The group filter is useful when the full merge exceeds Azure’s policy count limit. Selecting only the ISO 27001 access management controls together with the MCSB baseline gives you a smaller, more focused initiative than stacking everything.

REST API

The web application also exposes a REST endpoint, useful if you want to call this from a pipeline without running the CLI:

POST /api/initiative/merge
Content-Type: application/json

{
  "wellKnownKeys": ["MCSB", "CIS"],
  "customInitiativeIds": [],
  "outputDisplayName": "Hardened Baseline",
  "conflictResolution": "MostRestrictive",
  "deployToAzure": false
}

Bicep Output

Beyond the ARM JSON, the tool can generate a Bicep file for the merged initiative, which fits better in a modern IaC workflow. The generated Bicep:

  • Targets subscription scope
  • Declares the policySetDefinitions resource with all properties inlined
  • Exposes only the parameters that have no default value as Bicep parameters
  • Optionally includes a second resource block for the policy assignment, with a SystemAssigned identity if any DeployIfNotExists or Modify policies are included

This means you can drop the output directly into an existing Bicep repository without manually translating the ARM JSON.

What It Does Not Do

A few things worth being explicit about.

The tool does not replace a policy-as-code workflow. If you are already using EPAC or a Terraform-based setup, you should generate the initiative JSON once and commit it to your repository like any other resource definition.
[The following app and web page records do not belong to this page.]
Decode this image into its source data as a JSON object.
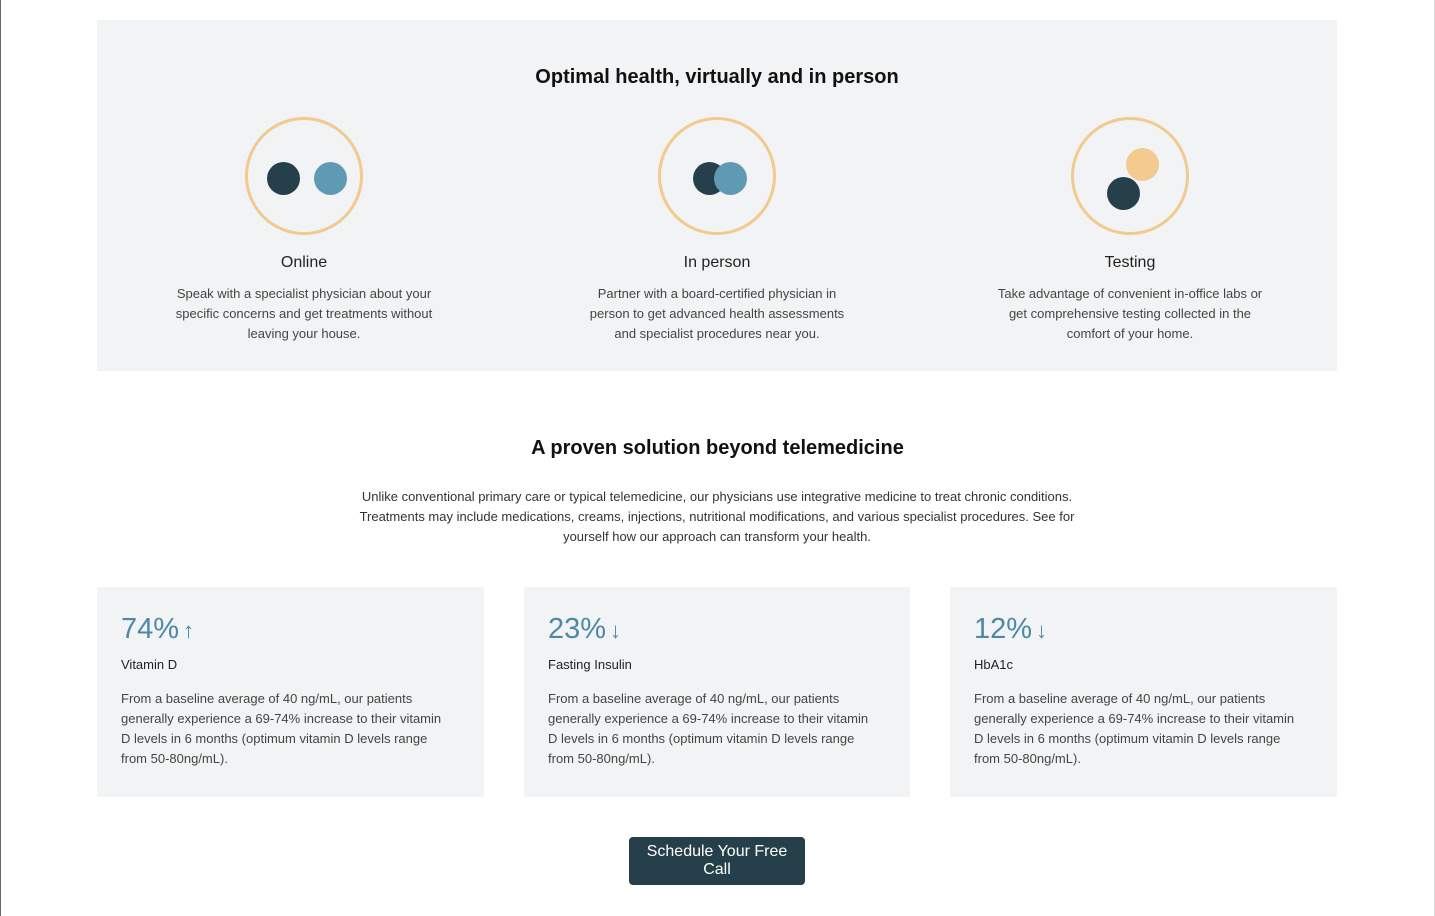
{
  "care_section": {
    "title": "Optimal health, virtually and in person",
    "modes": [
      {
        "title": "Online",
        "description": "Speak with a specialist physician about your specific concerns and get treatments without leaving your house.",
        "icon": "two-separate-dots-icon"
      },
      {
        "title": "In person",
        "description": "Partner with a board-certified physician in person to get advanced health assessments and specialist procedures near you.",
        "icon": "overlapping-dots-icon"
      },
      {
        "title": "Testing",
        "description": "Take advantage of convenient in-office labs or get comprehensive testing collected in the comfort of your home.",
        "icon": "stacked-dots-icon"
      }
    ]
  },
  "results_section": {
    "title": "A proven solution beyond telemedicine",
    "description": "Unlike conventional primary care or typical telemedicine, our physicians use integrative medicine to treat chronic conditions. Treatments may include medications, creams, injections, nutritional modifications, and various specialist procedures. See for yourself how our approach can transform your health.",
    "stats": [
      {
        "value": "74%",
        "arrow": "↑",
        "label": "Vitamin D",
        "description": "From a baseline average of 40 ng/mL, our patients generally experience a 69-74% increase to their vitamin D levels in 6 months (optimum vitamin D levels range from 50-80ng/mL)."
      },
      {
        "value": "23%",
        "arrow": "↓",
        "label": "Fasting Insulin",
        "description": "From a baseline average of 40 ng/mL, our patients generally experience a 69-74% increase to their vitamin D levels in 6 months (optimum vitamin D levels range from 50-80ng/mL)."
      },
      {
        "value": "12%",
        "arrow": "↓",
        "label": "HbA1c",
        "description": "From a baseline average of 40 ng/mL, our patients generally experience a 69-74% increase to their vitamin D levels in 6 months (optimum vitamin D levels range from 50-80ng/mL)."
      }
    ]
  },
  "cta": {
    "label": "Schedule Your Free Call"
  },
  "colors": {
    "dark": "#253f4b",
    "blue": "#5e9ab4",
    "gold": "#f3ca90",
    "ring": "#f0ca8e",
    "panel": "#f2f3f4",
    "accent_text": "#4d89a6"
  }
}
Initiative Merger produces the input to that workflow, not a replacement for it.

It does not make compliance frameworks meaningful. If the underlying frameworks overlap in ways that produce noise rather than signal, a deduplicated initiative is cleaner noise. The tool solves the duplicate-counting problem, not the problem of choosing the right policies in the first place.

It does not handle exemptions. Existing exemptions tied to specific initiatives will need to be reviewed if you replace five initiatives with one. The scope and policy definition ID references in exemptions are not migrated automatically.

Getting Started

The repository is at github.com/martinpronk/InitiativeMerger.

git clone https://github.com/martinpronk/InitiativeMerger.git
cd InitiativeMerger
dotnet build
dotnet run --project src/InitiativeMerger.Cli -- --list-known

That last command will list the five built-in frameworks and their resource IDs, confirming that the Azure CLI connection is working.

If the multi-framework overlap is already a problem in your environment, the quickest starting point is a merge of MCSB and CIS with --conflict-strategy MostRestrictive and --output merged.json. Review the conflict report, check the statistics, and compare the resulting policy count against what you have assigned today.